ADATTAMENTO AL CAMBIAMENTO DEL CONTESTO DI VITA

Il progetto di vita è garantito anche in caso di cambiamenti del contesto di vita o territoriale, ad esempio in caso di cambio di residenza, garantendo:

• la continuità dei supporti;

• la modifica del progetto in base alle nuove circostanze;

• la continuità dei sostegni per i diritti, le relazioni sociali e affettive. Inoltre, al raggiungimento del sessantacinquesimo anno di età, il progetto deve mantenere il livello degli stessi setting assistenziali, coordinandosi con la Legge n. 33 del 2023 per garantire la continuità dei servizi.

IL REFERENTE PER L’ATTUAZIONE DEL PROGETTO

 Il progetto individuale è affidato a un referente per l’attuazione incaricato di:

• realizzare quanto programmato e coordinare l’avvio dei servizi e interventi previsti;

• assicurare il coordinamento tra i vari interventi e monitorare il programma;

• raccogliere segnalazioni da terzi, come l’amministratore di sostegno;

• mantenere un dialogo costante con la persona con disabilità, i familiari e il caregiver, per apportare eventuali modifiche al progetto.

Le Regioni possono stabilire ulteriori compiti per il referente o definire profili specifici.

DIRITTO ALL’ACCOMODAMENTO RAGIONEVOLE

Il Decreto disabilità introduce, a tutela del cittadino assistito, il diritto alle modifiche e agli adattamenti ragionevoli, purché non eccessivi o sproporzionati, per garantire alle persone con disabilità il godimento e l’esercizio dei diritti civili e sociali.

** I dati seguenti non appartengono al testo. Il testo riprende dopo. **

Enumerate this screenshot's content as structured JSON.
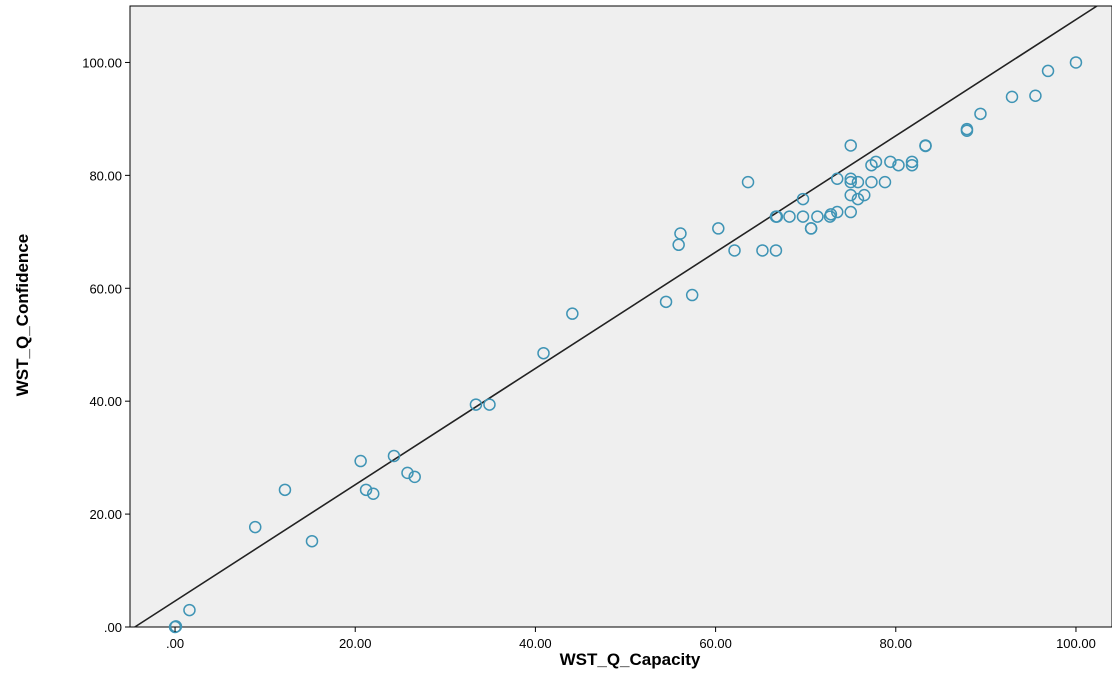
{
  "chart_data": {
    "type": "scatter",
    "title": "",
    "xlabel": "WST_Q_Capacity",
    "ylabel": "WST_Q_Confidence",
    "xlim": [
      -5,
      104
    ],
    "ylim": [
      0,
      110
    ],
    "x_ticks": [
      0,
      20,
      40,
      60,
      80,
      100
    ],
    "x_tick_labels": [
      ".00",
      "20.00",
      "40.00",
      "60.00",
      "80.00",
      "100.00"
    ],
    "y_ticks": [
      0,
      20,
      40,
      60,
      80,
      100
    ],
    "y_tick_labels": [
      ".00",
      "20.00",
      "40.00",
      "60.00",
      "80.00",
      "100.00"
    ],
    "grid": false,
    "background": "#efefef",
    "marker_color": "#3f94b5",
    "line_color": "#222222",
    "fit_line": {
      "slope": 1.03,
      "intercept": 4.6
    },
    "points": [
      [
        0,
        0
      ],
      [
        0.1,
        0.1
      ],
      [
        1.6,
        3
      ],
      [
        8.9,
        17.7
      ],
      [
        12.2,
        24.3
      ],
      [
        15.2,
        15.2
      ],
      [
        20.6,
        29.4
      ],
      [
        21.2,
        24.3
      ],
      [
        22.0,
        23.6
      ],
      [
        24.3,
        30.3
      ],
      [
        25.8,
        27.3
      ],
      [
        26.6,
        26.6
      ],
      [
        33.4,
        39.4
      ],
      [
        34.9,
        39.4
      ],
      [
        40.9,
        48.5
      ],
      [
        44.1,
        55.5
      ],
      [
        54.5,
        57.6
      ],
      [
        55.9,
        67.7
      ],
      [
        56.1,
        69.7
      ],
      [
        57.4,
        58.8
      ],
      [
        60.3,
        70.6
      ],
      [
        62.1,
        66.7
      ],
      [
        63.6,
        78.8
      ],
      [
        65.2,
        66.7
      ],
      [
        66.7,
        72.7
      ],
      [
        66.7,
        66.7
      ],
      [
        66.8,
        72.7
      ],
      [
        68.2,
        72.7
      ],
      [
        69.7,
        72.7
      ],
      [
        69.7,
        75.8
      ],
      [
        70.6,
        70.6
      ],
      [
        70.6,
        70.6
      ],
      [
        71.3,
        72.7
      ],
      [
        72.7,
        72.7
      ],
      [
        72.8,
        73.1
      ],
      [
        73.5,
        79.4
      ],
      [
        73.5,
        73.5
      ],
      [
        75.0,
        85.3
      ],
      [
        75.0,
        79.4
      ],
      [
        75.0,
        78.8
      ],
      [
        75.0,
        76.5
      ],
      [
        75.0,
        73.5
      ],
      [
        75.8,
        75.8
      ],
      [
        75.8,
        78.8
      ],
      [
        76.5,
        76.5
      ],
      [
        77.3,
        78.8
      ],
      [
        77.3,
        81.8
      ],
      [
        77.8,
        82.4
      ],
      [
        78.8,
        78.8
      ],
      [
        79.4,
        82.4
      ],
      [
        80.3,
        81.8
      ],
      [
        81.8,
        81.8
      ],
      [
        81.8,
        82.4
      ],
      [
        83.3,
        85.2
      ],
      [
        83.3,
        85.3
      ],
      [
        87.9,
        87.9
      ],
      [
        87.9,
        88.2
      ],
      [
        89.4,
        90.9
      ],
      [
        92.9,
        93.9
      ],
      [
        95.5,
        94.1
      ],
      [
        96.9,
        98.5
      ],
      [
        100.0,
        100.0
      ]
    ]
  }
}
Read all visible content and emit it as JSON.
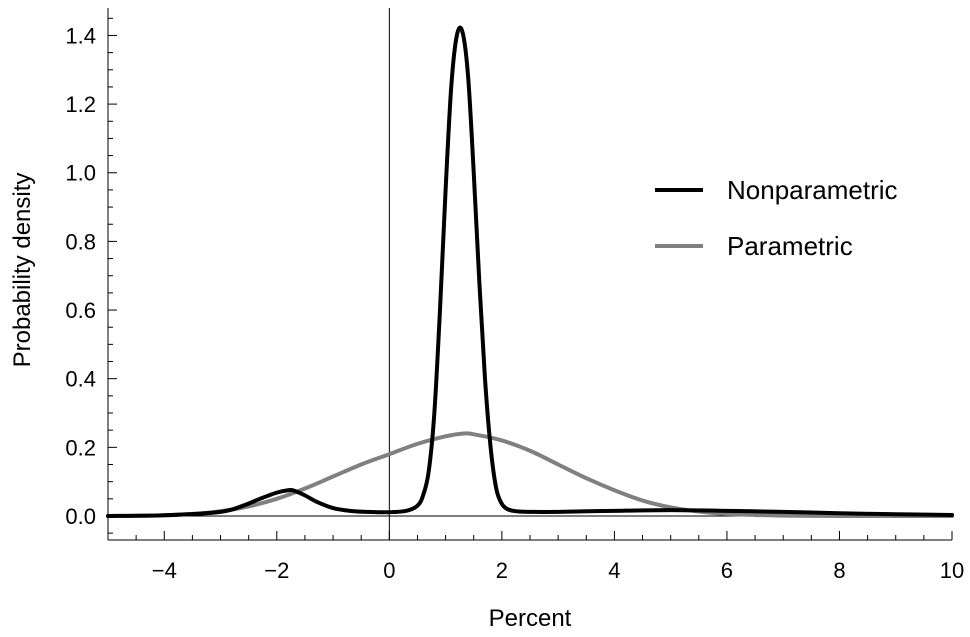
{
  "chart_data": {
    "type": "line",
    "title": "",
    "xlabel": "Percent",
    "ylabel": "Probability density",
    "xlim": [
      -5,
      10
    ],
    "ylim": [
      -0.07,
      1.48
    ],
    "x_ticks": [
      -4,
      -2,
      0,
      2,
      4,
      6,
      8,
      10
    ],
    "x_tick_labels": [
      "−4",
      "−2",
      "0",
      "2",
      "4",
      "6",
      "8",
      "10"
    ],
    "y_ticks": [
      0.0,
      0.2,
      0.4,
      0.6,
      0.8,
      1.0,
      1.2,
      1.4
    ],
    "y_tick_labels": [
      "0.0",
      "0.2",
      "0.4",
      "0.6",
      "0.8",
      "1.0",
      "1.2",
      "1.4"
    ],
    "grid": false,
    "legend_position": "right",
    "series": [
      {
        "name": "Nonparametric",
        "color": "#000000",
        "x": [
          -5,
          -4,
          -3,
          -2.6,
          -2.3,
          -2.0,
          -1.8,
          -1.7,
          -1.5,
          -1.3,
          -1.0,
          -0.7,
          -0.4,
          0,
          0.3,
          0.5,
          0.6,
          0.7,
          0.8,
          0.9,
          1.0,
          1.1,
          1.2,
          1.3,
          1.4,
          1.5,
          1.6,
          1.7,
          1.8,
          1.9,
          2.0,
          2.1,
          2.2,
          2.3,
          2.5,
          3.0,
          4.0,
          5.0,
          6.0,
          7.0,
          8.0,
          9.0,
          10.0
        ],
        "y": [
          0.0,
          0.002,
          0.012,
          0.03,
          0.05,
          0.068,
          0.075,
          0.074,
          0.06,
          0.042,
          0.023,
          0.015,
          0.012,
          0.011,
          0.015,
          0.03,
          0.06,
          0.13,
          0.3,
          0.6,
          0.95,
          1.25,
          1.4,
          1.41,
          1.28,
          1.0,
          0.68,
          0.4,
          0.2,
          0.08,
          0.035,
          0.02,
          0.015,
          0.013,
          0.012,
          0.012,
          0.015,
          0.017,
          0.015,
          0.012,
          0.008,
          0.005,
          0.003
        ]
      },
      {
        "name": "Parametric",
        "color": "#808080",
        "x": [
          -5,
          -4.5,
          -4,
          -3.5,
          -3,
          -2.5,
          -2,
          -1.5,
          -1,
          -0.5,
          0,
          0.5,
          1,
          1.3,
          1.5,
          2,
          2.5,
          3,
          3.5,
          4,
          4.5,
          5,
          5.5,
          6,
          6.5,
          7,
          8,
          9,
          10
        ],
        "y": [
          0.0,
          0.0005,
          0.002,
          0.006,
          0.014,
          0.028,
          0.05,
          0.08,
          0.115,
          0.15,
          0.18,
          0.21,
          0.232,
          0.24,
          0.238,
          0.22,
          0.19,
          0.15,
          0.11,
          0.075,
          0.045,
          0.025,
          0.013,
          0.006,
          0.003,
          0.001,
          0.0001,
          0.0,
          0.0
        ]
      }
    ]
  }
}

In particolare, il concetto di “accomodamento ragionevole”:

• non limita né sostituisce il diritto al pieno accesso ai servizi e ai supporti previsti dalla legge;

• è riconosciuto quando l’applicazione delle leggi non garantisce l’esercizio dei diritti civili e sociali in modo uguale agli altri cittadini in altro modo;

• può essere fornito dalla pubblica amministrazione, dai concessionari di servizi pubblici e da altri soggetti privati;

• deve essere adeguato e proporzionato rispetto al valore del diritto da garantire; deve tenere conto delle risorse disponibili e degli effetti sui terzi.

Possono richiedere l’accomodamento ragionevole:

• le persone con disabilità;

• i genitori di minori con disabilità;

• i tutori. In caso di rifiuto dell’accomodamento ragionevole, sono previsti ricorsi sia contro la pubblica amministrazione che contro i soggetti priva ti, con la possibilità di coinvolgere il Garante nazionale dei diritti delle persone con disabilità per verificare l’eventuale discriminazione.

SPERIMENTAZIONE DELLE NUOVE PROCEDURE

Le nuove procedure saranno sperimentate dal 2025, con applicazione a campione delle disposizioni, sia per la valutazione di base che per quella multidimensionale. Il periodo sperimentale servirà anche per aggiornare le definizioni, i criteri e le modalità di accertamento. Ma che fine faranno tutti i sussidi e gli aiuti attualmente attivi, come l’assegno di assistenza per gli invalidi civili parziali, l’indennità di accompagnamento, l’indennità di frequenza? A questo proposito, un concetto di estrema rilevanza che viene introdotto dal decreto è il principio di non regressione: sulla base di questo principio, è garantita la protezione dei diritti precedentemente acquisiti dalle persone con disabilità. Questa disposizione riveste un’importanza particolare, poiché assicura il mantenimento dei livelli di tutela e supporto per le persone con disabilità:

• sia durante i periodi di transizione tra normative differenti;

• sia per evitare che le nuove disposizioni riducano l’accesso ai benefici e alle protezioni dei diritti fondamentali previsti dal nuovo quadro normativo sulla disabilità. In conclusione, la riforma dell’invalidità e della disabilità segna una vera e propria rivoluzione. L’Inps dovrà sviluppare nuove procedure e modalità operative che andranno a sostituire o integrare, almeno in una fase iniziale, il sistema di trasmissione telematica delle invalidità già ben consolidato. Sarà essenziale garantire una tracciabilità chiara e completa del processo e delle persone coinvolte in ogni fase del lavoro.